CCI-MOC / hil

Hardware Isolation Layer, formerly Hardware as a Service
Apache License 2.0
24 stars 54 forks source link

Enforce unique contraints on object names/labels in the database. #946

Closed naved001 closed 6 years ago

naved001 commented 6 years ago

We use functions like _assert_absent to enforce this in the API.

@zenhack thoughts?

zenhack commented 6 years ago

We should definitely add a unique constraint everywhere it makes sense.

Re: catching the error from SQLAlchemy, I'm not sure it's even the same across database backends. I seem to remember the postgres backend throwing a ProgrammingError or somesuch in an analogous situation.

Also, I don't want to be over-broad in what errors we're catching -- blindly assuming any IntegrityError is because of the unique constraint violation could end up masking real bugs.
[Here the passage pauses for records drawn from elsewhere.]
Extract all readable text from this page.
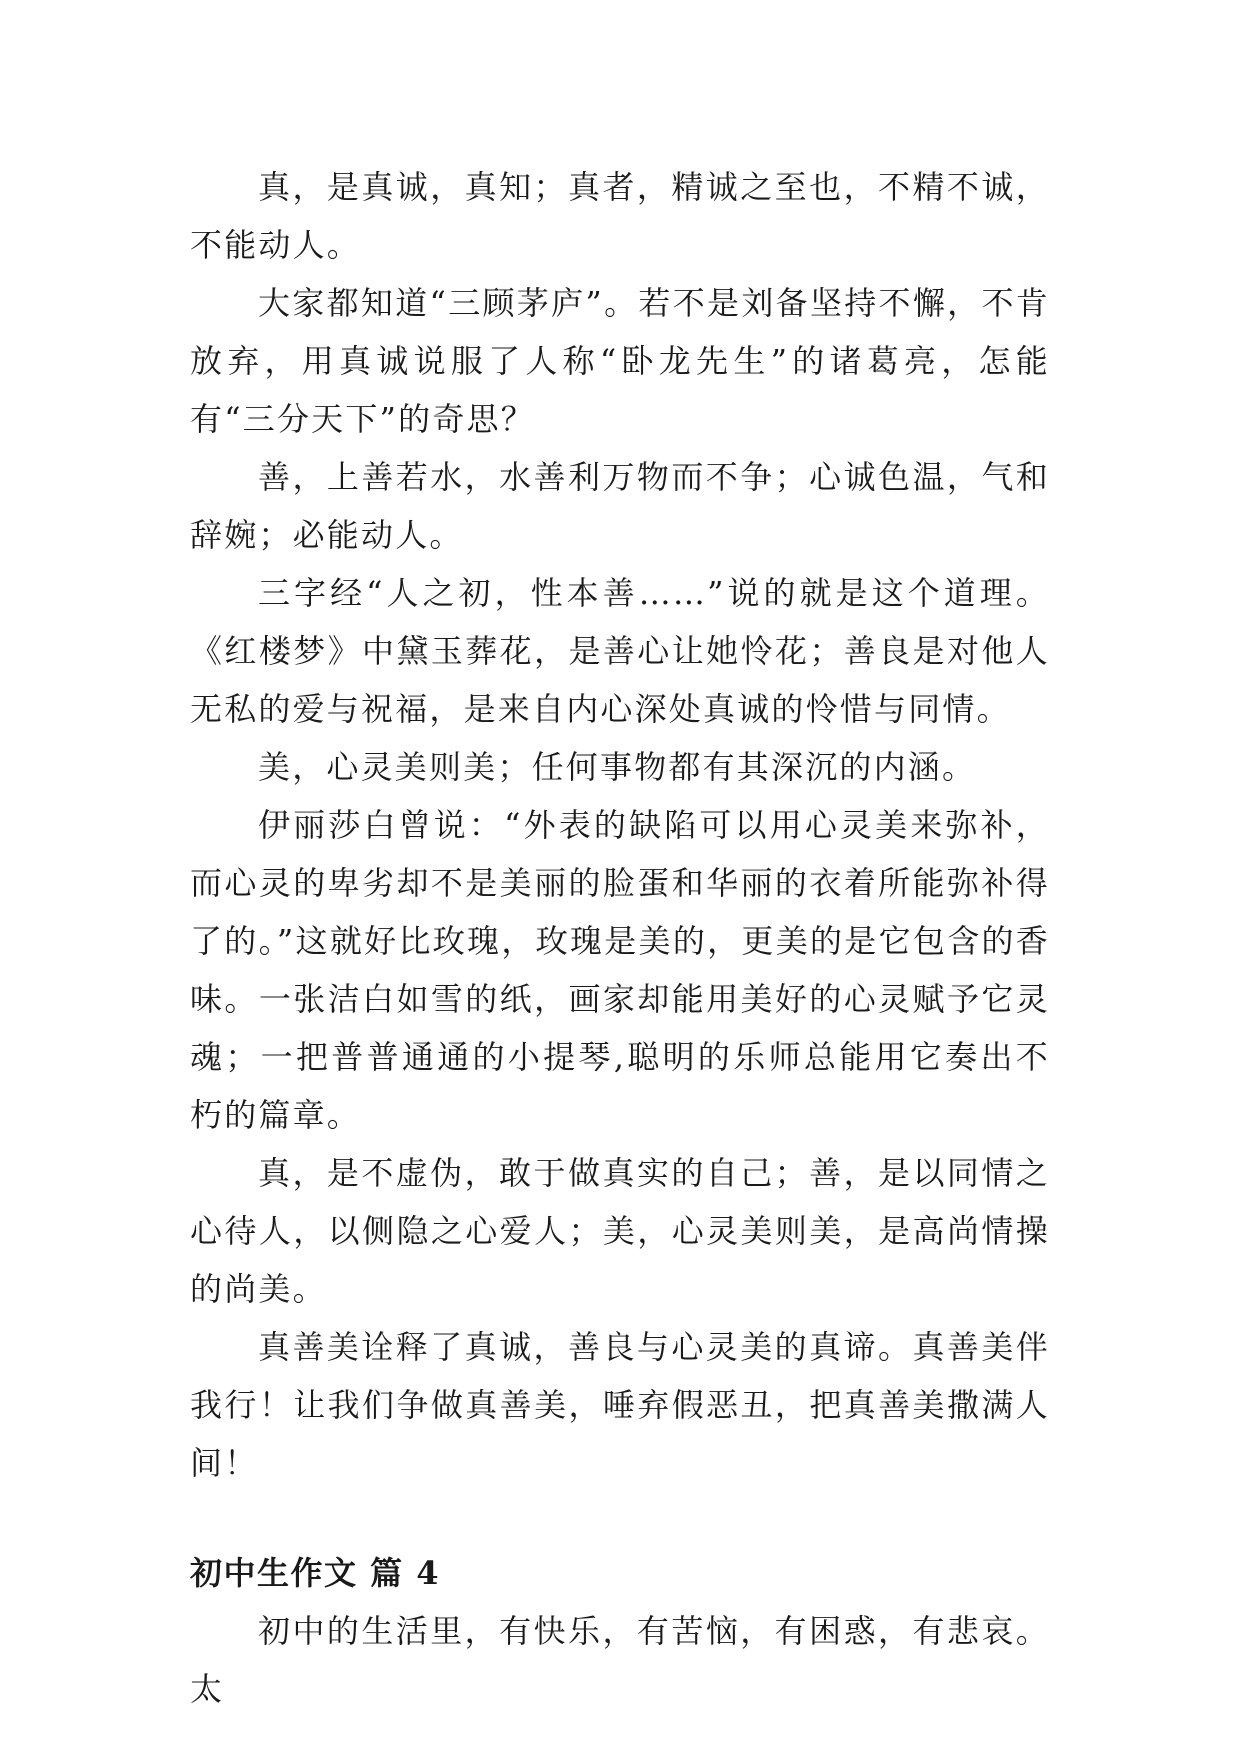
真，是真诚，真知；真者，精诚之至也，不精不诚，不能动人。

大家都知道“三顾茅庐”。若不是刘备坚持不懈，不肯放弃，用真诚说服了人称“卧龙先生”的诸葛亮，怎能有“三分天下”的奇思？

善，上善若水，水善利万物而不争；心诚色温，气和辞婉；必能动人。

三字经“人之初，性本善……”说的就是这个道理。《红楼梦》中黛玉葬花，是善心让她怜花；善良是对他人无私的爱与祝福，是来自内心深处真诚的怜惜与同情。

美，心灵美则美；任何事物都有其深沉的内涵。

伊丽莎白曾说：“外表的缺陷可以用心灵美来弥补，而心灵的卑劣却不是美丽的脸蛋和华丽的衣着所能弥补得了的。”这就好比玫瑰，玫瑰是美的，更美的是它包含的香味。一张洁白如雪的纸，画家却能用美好的心灵赋予它灵魂；一把普普通通的小提琴,聪明的乐师总能用它奏出不朽的篇章。

真，是不虚伪，敢于做真实的自己；善，是以同情之心待人，以侧隐之心爱人；美，心灵美则美，是高尚情操的尚美。

真善美诠释了真诚，善良与心灵美的真谛。真善美伴我行！让我们争做真善美，唾弃假恶丑，把真善美撒满人间！

初中生作文 篇 4

初中的生活里，有快乐，有苦恼，有困惑，有悲哀。太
The way I've had this in my head (and if we agree on it we should probably write it down as an official guideline) is to basically write code that should never cause SQLAlchemy to raise an exception. Doing this has the nice advantage that if we get a stack trace with an IntegrityError in it, we don't have to waste time figuring out whether or not that's supposed to happen.

Finally, I don't think just catching the sqlalchemy exception would even be any more concise; we still need to translate it into an APIError to report it to the client, and _assert_absent/_must_find aren't a lot of code to begin with.

naved001 commented 6 years ago

Alright, I'm convinced. Let's just add the unique constraint wherever applicable.

xuhang57 commented 6 years ago

@naved001 ,whenever you have time, we could talk about the implementation details for a bit.